On Aug 27, 2005, at 09:09, Jeremias Maerki wrote:
Ok, the shock is gone. Thank you for reassuring me that you know what
you do. That was my biggest concern. I'm happy that you can reuse some
of my code. Finally, someone can use something I wrote to make better
progress. Normally, it's the other way around. :-)
FWIW, I noticed that as well.
So I'm wishing you the best of luck and I will assist where I can.

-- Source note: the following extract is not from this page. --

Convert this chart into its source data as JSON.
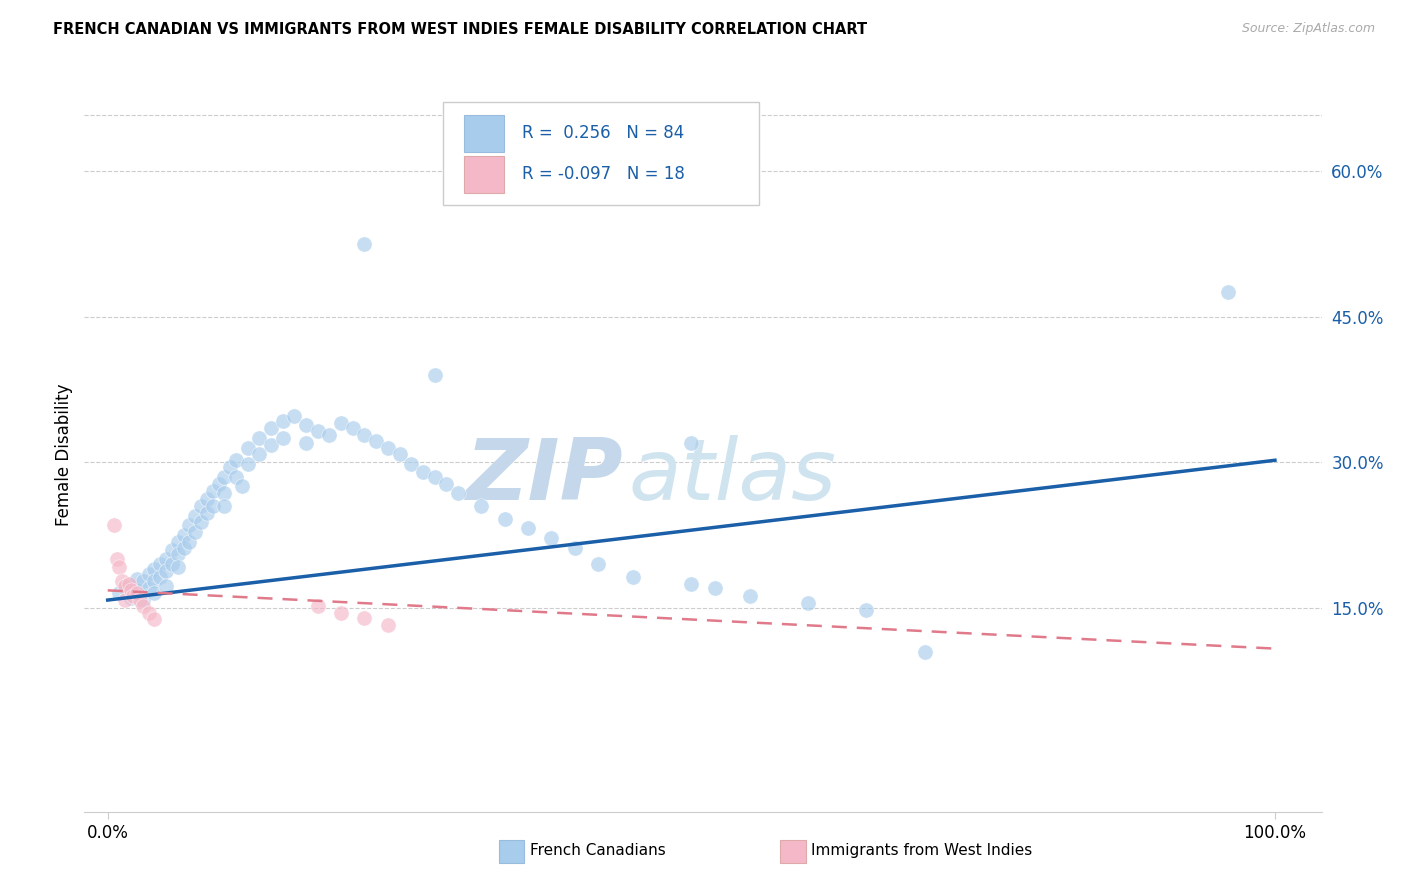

Thanks. I already have a few remarks, but I'm not sure that you can
offer assistance. This is mainly because there is an inherent
difficulty in that XSL-FO 1.0 refers entirely to CSS for
border-resolution rules, but CSS was written with HTML in mind... It's
all so much simpler if there exists no such thing as page-breaks and
you have to deal with one continuous table. Maybe this issue should be
addressed at W3C? It's understandable that the XSL-FO WG wanted very
much to avoid having to duplicate rules that are already defined in
other Recommendations, but simply pointing to CSS, which was clearly
meant for non-paginated layout, seems to leave too much room for
I'm wondering, for instance, whether the table's before-border specs
are only relevant for the first page that is spanned by the table. For
example: in case the table has a header (and
omit-header-at-break="false"), and the table's before-border wins, then
it can still *appear* on the following pages (but that will be because
it *is* the header's before-border).
Another one to chew on: start from a table without header/footer which
does have multiple bodies. Suppose also that there are no borders
specified on any elements other than the bodies (for the sake of
simplicity). Now, if it turns out that a page-break occurs right in
between the two bodies, does this mean that the later body's
before-border still must be collapsed with the earlier body's
after-border (so in this simplified case the after-border on one page
will *always* be the same as the before-border on the next)?